Yes, you may feel you can take on the world by yourself. I am quite a private person myself and don’t particularly enjoy opening myself up, but having someone there to remind you how good you are at something is helpful.
Actionable tip: don’t hang around people who bring you down all the time. Your mental health is worth more than weak social ties.
Assess Your Accomplishments
One of the Tottenham players described football as a “quickly moving sport.” He said:
“One week you score the winner in the 90th minute and you’re on top of the world, and next week you won’t be in the squad and you’ll feel like your career is over.”
Sport is brutal like that. It’s why players need immense mental strength to keep their confidence up. You can’t let a sports-style attitude to mistakes swallow you up.
I am often far too cynical on myself an forget to look at my accomplishments. Even when I recognise them, I nearly always attach a “but…” on the end.
So, you need to have a system in place for when your support network may isn’t available. For me, I look at my Medium stats at the end of each month and evaluate the progress I’ve made. While I am not where I would like to be, things improve month after month.
Seeing how I’ve done is a big confidence booster, which then renews my energy going into the next month.
How often you assess your accomplishments should depend on how low your confidence is. While I have blips, my overall base levels are growing. A few months ago, I struggled to call myself a writer. While I still do hesitate sometimes, I own it more.
If you struggle with confidence on a day-to-day basis, you should assess your achievements every day.
Actionable tip: Dr. Brene Brown suggests writing down one thing you have accomplished today, big or small. If you’ve exercised, write it down. If you’ve down the laundry, write it down. Seeing your achievements on paper helps you to realise them.
Put All of Your Eggs in One Basket
Anyone who has watched Love Island UK will cringe at that subheading but bear with me. Sometimes, we have low confidence because we have too many things on our plate.
You can’t possibly put 100% effort into five things at a time. Consequently, your performance may drop, and you lose confidence, making things worse.
Instead of splitting your efforts, focus on getting one thing done to the best of your ability. For a baseball player, it’s hitting the ball.
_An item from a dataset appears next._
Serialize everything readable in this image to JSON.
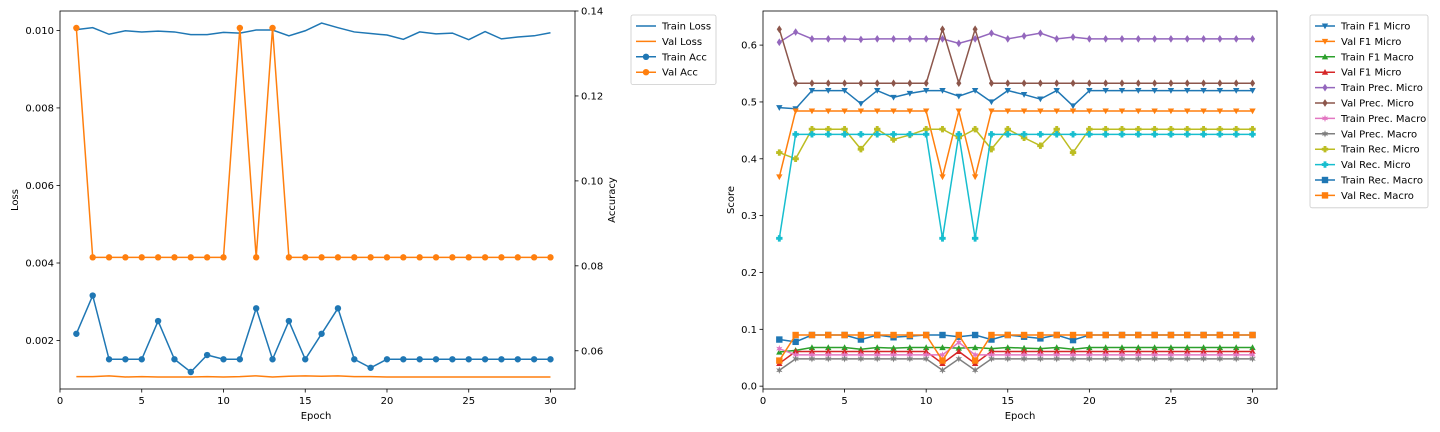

For a striker, it’s scoring. For me, it’s writing. Determine your primary focus and work on that alone.
You may feel like you’ve done more when multitasking, but it is a fake feeling. Multitasking is known to be detrimental to your focus. Your IQ can be lowered by about 17% just by sitting next to someone who is doing it. That’s hardly good for your confidence.
Actionable tip: Write down one clear goal at the start of every week, but make it specific. For instance, “I want to be making $1000 a month on Medium by November.” With clarity comes focus. With focus comes confidence. With confidence comes achievement.
Confidence Is All You Need
The more work you put in, the better you’ll get at something. Once that happens, the more self-esteem you’ll develop. Then you’re unstoppable.
Sure, talent helps, but it flourishes with confidence.
Whether it’s the confidence to score a 90th minute winner or to wear a new outfit in public for the first time, it’s deep-rooted in everything you do. Don’t neglect it. Work on it.